I was sitting on the back patio on a Sunday afternoon enjoying the Spring weather, when I heard an old truck coming down the back lane. Then I heard an excited 10-year-old voice say, “Dad! Dad! Wow! Look at this piece of iron.” It was a junk man and his 10-year-old son picking up discarded recyclables. Our neighbourhood is great for putting reusable items out in the lane to be claimed by anyone who can use them again or, in the case of metal, recycle them.

The young boy’s enthusiasm, and spending quality time with his father were heartwarming. It sent me back in time to my own youth. To supplement the family income in between fishing seasons, my father worked for Gunnar Johnson’s Livery stable.
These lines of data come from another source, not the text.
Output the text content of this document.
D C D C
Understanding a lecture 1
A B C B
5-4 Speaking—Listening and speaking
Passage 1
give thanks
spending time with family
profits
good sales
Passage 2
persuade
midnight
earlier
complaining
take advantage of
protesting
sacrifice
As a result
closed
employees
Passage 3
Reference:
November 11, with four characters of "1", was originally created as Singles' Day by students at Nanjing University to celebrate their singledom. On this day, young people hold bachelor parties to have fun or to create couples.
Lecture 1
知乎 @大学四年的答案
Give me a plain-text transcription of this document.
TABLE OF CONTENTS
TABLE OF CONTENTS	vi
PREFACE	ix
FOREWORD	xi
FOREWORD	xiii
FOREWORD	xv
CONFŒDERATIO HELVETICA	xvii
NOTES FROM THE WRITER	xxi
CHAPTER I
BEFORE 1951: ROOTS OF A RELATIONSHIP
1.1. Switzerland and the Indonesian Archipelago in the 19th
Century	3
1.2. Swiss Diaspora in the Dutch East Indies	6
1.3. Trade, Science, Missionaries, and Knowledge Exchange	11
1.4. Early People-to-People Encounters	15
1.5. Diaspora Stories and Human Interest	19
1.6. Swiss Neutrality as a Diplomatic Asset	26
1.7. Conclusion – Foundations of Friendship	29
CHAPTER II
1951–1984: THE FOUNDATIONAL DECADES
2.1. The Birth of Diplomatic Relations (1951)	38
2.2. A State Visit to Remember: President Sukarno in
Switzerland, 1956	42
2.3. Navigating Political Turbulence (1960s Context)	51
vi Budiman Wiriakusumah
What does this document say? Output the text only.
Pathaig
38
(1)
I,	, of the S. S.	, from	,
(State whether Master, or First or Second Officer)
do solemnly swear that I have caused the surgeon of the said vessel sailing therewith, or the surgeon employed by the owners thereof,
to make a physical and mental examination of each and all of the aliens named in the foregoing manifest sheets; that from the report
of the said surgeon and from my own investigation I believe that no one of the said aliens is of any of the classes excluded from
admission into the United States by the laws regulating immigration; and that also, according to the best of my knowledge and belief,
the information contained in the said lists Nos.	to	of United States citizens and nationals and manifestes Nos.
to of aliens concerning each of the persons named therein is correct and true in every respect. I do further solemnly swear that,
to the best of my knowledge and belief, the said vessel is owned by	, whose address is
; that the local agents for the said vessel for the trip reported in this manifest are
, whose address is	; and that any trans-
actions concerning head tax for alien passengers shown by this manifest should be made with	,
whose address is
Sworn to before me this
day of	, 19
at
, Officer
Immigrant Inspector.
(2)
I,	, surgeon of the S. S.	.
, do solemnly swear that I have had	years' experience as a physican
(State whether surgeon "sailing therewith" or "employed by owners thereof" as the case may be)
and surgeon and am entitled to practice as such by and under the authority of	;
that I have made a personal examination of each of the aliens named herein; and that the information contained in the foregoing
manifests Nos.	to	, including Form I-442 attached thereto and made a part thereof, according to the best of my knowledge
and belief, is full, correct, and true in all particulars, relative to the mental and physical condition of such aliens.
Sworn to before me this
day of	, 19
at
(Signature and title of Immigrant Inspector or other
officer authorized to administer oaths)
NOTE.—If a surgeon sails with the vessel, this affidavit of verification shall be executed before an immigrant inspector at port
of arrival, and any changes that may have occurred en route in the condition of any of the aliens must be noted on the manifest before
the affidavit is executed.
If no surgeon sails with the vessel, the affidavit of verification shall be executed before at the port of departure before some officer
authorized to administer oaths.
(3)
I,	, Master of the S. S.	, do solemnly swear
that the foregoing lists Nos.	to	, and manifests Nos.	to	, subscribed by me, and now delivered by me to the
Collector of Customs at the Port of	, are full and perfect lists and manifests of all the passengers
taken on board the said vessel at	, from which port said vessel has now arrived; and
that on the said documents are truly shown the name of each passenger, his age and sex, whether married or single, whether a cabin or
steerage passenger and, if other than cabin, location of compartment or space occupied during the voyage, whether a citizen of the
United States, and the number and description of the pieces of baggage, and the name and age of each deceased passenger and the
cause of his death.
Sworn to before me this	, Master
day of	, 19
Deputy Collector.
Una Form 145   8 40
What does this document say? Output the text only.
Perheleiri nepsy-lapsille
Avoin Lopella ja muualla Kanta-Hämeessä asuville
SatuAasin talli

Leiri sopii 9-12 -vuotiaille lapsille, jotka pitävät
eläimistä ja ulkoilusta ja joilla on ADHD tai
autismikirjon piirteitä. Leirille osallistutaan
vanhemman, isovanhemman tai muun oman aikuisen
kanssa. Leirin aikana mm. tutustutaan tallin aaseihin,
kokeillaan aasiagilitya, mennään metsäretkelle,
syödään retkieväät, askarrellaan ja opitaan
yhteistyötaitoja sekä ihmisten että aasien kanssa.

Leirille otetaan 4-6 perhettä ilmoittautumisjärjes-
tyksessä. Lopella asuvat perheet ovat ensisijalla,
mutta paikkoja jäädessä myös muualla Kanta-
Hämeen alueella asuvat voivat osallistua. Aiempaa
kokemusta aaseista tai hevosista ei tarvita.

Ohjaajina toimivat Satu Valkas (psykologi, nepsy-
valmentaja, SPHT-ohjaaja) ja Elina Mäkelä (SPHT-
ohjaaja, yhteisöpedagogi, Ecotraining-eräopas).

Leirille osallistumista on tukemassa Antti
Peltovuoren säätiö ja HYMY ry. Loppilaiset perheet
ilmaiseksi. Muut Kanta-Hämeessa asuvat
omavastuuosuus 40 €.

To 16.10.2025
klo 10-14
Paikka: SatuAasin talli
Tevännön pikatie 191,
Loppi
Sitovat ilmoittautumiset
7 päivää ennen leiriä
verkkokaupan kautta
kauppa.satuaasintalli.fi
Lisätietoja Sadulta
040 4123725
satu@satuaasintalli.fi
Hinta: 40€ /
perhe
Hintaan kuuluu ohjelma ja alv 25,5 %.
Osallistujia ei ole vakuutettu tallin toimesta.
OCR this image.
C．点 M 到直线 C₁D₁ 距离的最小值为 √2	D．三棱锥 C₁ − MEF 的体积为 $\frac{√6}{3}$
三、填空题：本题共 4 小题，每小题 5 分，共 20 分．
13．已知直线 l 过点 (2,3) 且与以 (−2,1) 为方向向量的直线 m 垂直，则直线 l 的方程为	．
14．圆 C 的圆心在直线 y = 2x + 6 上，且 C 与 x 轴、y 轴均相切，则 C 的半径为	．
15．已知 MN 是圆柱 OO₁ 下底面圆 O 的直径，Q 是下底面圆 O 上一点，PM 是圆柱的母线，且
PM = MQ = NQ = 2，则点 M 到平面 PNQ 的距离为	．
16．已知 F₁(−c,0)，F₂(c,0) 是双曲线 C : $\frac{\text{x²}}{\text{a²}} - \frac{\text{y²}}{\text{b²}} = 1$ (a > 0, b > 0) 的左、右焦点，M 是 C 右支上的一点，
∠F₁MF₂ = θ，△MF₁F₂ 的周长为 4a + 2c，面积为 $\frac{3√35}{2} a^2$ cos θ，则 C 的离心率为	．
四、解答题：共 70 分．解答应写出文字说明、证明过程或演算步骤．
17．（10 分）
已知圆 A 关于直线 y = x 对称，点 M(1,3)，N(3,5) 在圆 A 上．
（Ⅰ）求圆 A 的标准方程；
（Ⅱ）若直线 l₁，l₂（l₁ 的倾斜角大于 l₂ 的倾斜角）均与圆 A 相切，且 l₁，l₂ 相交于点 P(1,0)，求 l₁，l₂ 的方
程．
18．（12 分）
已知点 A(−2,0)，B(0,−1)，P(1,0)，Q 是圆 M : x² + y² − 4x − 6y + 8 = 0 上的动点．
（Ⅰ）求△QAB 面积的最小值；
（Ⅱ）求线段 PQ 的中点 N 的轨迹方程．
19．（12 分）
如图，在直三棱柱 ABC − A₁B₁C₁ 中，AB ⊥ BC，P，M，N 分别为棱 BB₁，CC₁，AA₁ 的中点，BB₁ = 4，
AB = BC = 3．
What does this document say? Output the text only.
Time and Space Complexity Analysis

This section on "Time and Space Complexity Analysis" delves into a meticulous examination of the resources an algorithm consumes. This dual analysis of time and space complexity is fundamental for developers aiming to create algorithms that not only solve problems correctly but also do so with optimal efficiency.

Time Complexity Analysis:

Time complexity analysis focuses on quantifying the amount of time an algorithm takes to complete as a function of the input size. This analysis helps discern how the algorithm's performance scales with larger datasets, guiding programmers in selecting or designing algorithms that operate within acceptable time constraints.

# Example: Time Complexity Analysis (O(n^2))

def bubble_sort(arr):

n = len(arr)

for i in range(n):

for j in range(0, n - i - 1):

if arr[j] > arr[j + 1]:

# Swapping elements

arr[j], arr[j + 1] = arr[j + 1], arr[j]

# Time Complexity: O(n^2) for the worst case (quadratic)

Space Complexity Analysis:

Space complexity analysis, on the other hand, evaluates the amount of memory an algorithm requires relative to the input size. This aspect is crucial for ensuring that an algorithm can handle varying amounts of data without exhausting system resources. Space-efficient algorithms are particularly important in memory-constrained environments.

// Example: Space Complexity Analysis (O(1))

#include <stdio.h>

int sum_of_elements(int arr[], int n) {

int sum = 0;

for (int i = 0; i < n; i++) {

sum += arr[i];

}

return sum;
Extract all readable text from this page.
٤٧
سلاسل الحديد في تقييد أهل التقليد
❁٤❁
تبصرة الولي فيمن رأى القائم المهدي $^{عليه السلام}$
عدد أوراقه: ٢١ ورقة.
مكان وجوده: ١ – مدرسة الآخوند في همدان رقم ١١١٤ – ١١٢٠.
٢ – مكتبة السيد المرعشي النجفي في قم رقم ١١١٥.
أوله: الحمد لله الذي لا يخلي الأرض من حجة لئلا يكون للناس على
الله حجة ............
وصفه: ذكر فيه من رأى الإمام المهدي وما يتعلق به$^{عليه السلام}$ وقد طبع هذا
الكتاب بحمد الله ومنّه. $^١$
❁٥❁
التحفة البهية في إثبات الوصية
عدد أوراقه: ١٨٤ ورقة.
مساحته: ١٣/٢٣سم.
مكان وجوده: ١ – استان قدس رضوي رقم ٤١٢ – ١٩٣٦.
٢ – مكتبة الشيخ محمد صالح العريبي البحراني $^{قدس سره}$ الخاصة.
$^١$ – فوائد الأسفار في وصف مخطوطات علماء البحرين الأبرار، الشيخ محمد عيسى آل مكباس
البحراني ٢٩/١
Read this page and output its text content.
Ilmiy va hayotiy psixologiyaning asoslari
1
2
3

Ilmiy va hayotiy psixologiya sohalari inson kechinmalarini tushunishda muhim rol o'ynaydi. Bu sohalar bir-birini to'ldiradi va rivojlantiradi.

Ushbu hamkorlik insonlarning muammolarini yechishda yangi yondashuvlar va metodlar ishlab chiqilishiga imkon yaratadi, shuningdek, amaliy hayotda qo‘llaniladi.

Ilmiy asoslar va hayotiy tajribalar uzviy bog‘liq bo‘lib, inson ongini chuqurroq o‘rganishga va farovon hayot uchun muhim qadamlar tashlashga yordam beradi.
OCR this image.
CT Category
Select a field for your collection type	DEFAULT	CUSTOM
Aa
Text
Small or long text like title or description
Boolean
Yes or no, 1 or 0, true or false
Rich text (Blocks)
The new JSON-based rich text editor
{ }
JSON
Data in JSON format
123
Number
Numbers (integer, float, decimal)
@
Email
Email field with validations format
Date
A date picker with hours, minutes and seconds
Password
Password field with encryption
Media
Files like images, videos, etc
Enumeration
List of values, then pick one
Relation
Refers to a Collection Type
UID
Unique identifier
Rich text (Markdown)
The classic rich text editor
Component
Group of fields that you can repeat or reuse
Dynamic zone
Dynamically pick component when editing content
Gunnar was the local drayman and lake freighter. Horses were a critical resource in the town - this was a time when there were few roads and horses did the majority of hauling heavy items and farming was still mainly horse-powered.

(Gunnar’s horse barns were located on Second Avenue near the site of the current Gimli Theatre. The barns burnt down years later in a spectacular and tragic fire and many horses died in the conflagration.)

My father did not particularly like horses, looking after them was a means to an end, a job that helped him look after his family. Family was the most important thing to my father and while he was always working on something, he would look for opportunities for us to do things together. So, on Sundays in the Spring before white fishing started, he would load my brother and I on a sleigh for some priceless quality time. He would take the team of horses to his brother Siborg’s farm west of Gimli and we would load up cord wood to sell in town. All Gimli used wood in those days, so there was a ready market for the wood. On the way back, my brother and I walked in the ditch picking returnable bottles, yelling out whenever we came across an unbroken treasure which we knew could be returned for money.

In those days, Harry Greenberg rented the old Parish Hall where he showed movies. Our efforts hunting for bottles guaranteed that our parents did not have to spend their hard-earned Depression Era coins to take us to the movies.

Recycling bottles, loading wood, delivering papers, selling fish we caught – these things taught me that having fun with family and hard work are not mutually exclusive. In fact, they most often go together. Like the junkman in the back lane, some of the best times with my own kids involved doing ‘work’ around the house or at community events. However you choose to make your way in the world, I highly recommend the value of family time with a generous sprinkle of productive work - you never know what treasures you will make, while making some wonderful memories.